What this means is, while you are working on your Excel spreadsheet, you can copy half a dozen pieces of data and it will stay on the Clipboard until you are ready to paste it elsewhere.

Then let’s say you copy information from a couple of Word documents to the Clipboard. Now, you go to PowerPoint and open the Clipboard. There is only one Clipboard across all the Office applications. As you copied all of the information above, it was all placed on the Clipboard and it can be pasted into files created with other Office applications.

When you get ready to paste the information into, your PowerPoint file, in the example above, open the Clipboard. With Office 2007, click on the Clipboard option on the standard toolbar; in earlier versions use the Control+CC shortcut.

Move your cursor to the location where you want to paste something. Find the data on the Clipboard. Click on the data and it will instantly paste itself into your document at the cursor’s current location.

It is not necessary to paste the items from the Clipboard in any particular order. It is not necessary to rapidly paste them elsewhere.
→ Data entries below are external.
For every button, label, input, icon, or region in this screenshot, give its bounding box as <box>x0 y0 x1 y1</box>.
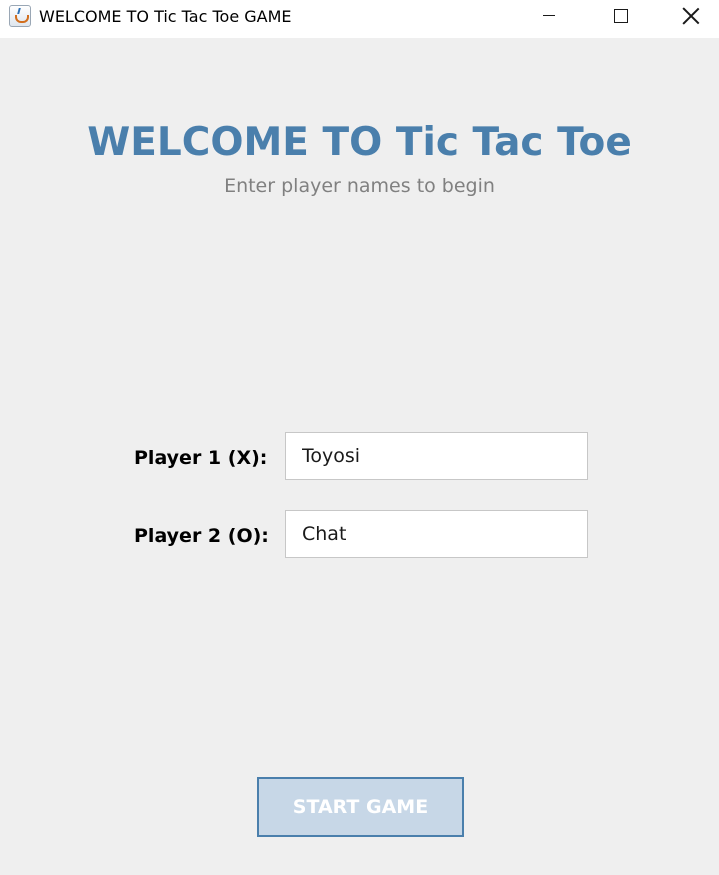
title-bar[interactable]: WELCOME TO Tic Tac Toe GAME <box>0 0 719 38</box>
player1-label: Player 1 (X): <box>134 447 268 469</box>
minimize-icon <box>543 15 555 16</box>
minimize-button[interactable] <box>526 0 573 32</box>
player1-name-input[interactable] <box>285 432 588 480</box>
start-game-button[interactable]: START GAME <box>257 777 464 837</box>
close-icon <box>682 7 700 25</box>
maximize-icon <box>614 9 628 23</box>
page-title: WELCOME TO Tic Tac Toe <box>87 120 632 165</box>
window-title: WELCOME TO Tic Tac Toe GAME <box>39 7 292 26</box>
player2-name-input[interactable] <box>285 510 588 558</box>
close-button[interactable] <box>668 0 715 32</box>
page-subtitle: Enter player names to begin <box>224 175 495 197</box>
java-app-icon <box>9 5 31 27</box>
player2-label: Player 2 (O): <box>134 525 269 547</box>
maximize-button[interactable] <box>597 0 644 32</box>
They will remain on the Clipboard until you get ready to use them.

Get Your Money’s Worth
The Format Painter and the Clipboard are, without question, my two favorite Office features. I’m glad I didn’t have to pay extra for them. But they are so useful that, if you don’t take advantage of them, you really are not getting your money’s worth from Microsoft.

It appears that Microsoft has realized savvy users know all about the Format Painter. In Word 2007, the Format Painter icon appears in a the standard toolbar along with only the most-used icons in all of computerland: cut, copy and paste.

Obviously, the gurus over at Microsoft know that that the Format Painter is one of the four most important tools in Office. Like I said, if you’re not using it, you are not getting your money’s worth.

Also, in Word 2007, the Clipboard gets its own text menu in the standard toolbar. Right below those for most-used tools, is the clipboard. It had to only be a matter of time. Everyone knows Control+C is the shortcut for copying. Only the savvy know that Control+CC opens the Clipboard in earlier versions of Word. In the 2007 version, the shortcut doesn’t work any more because anyone who really knows how to use Word understands how valuable the Clipboard is.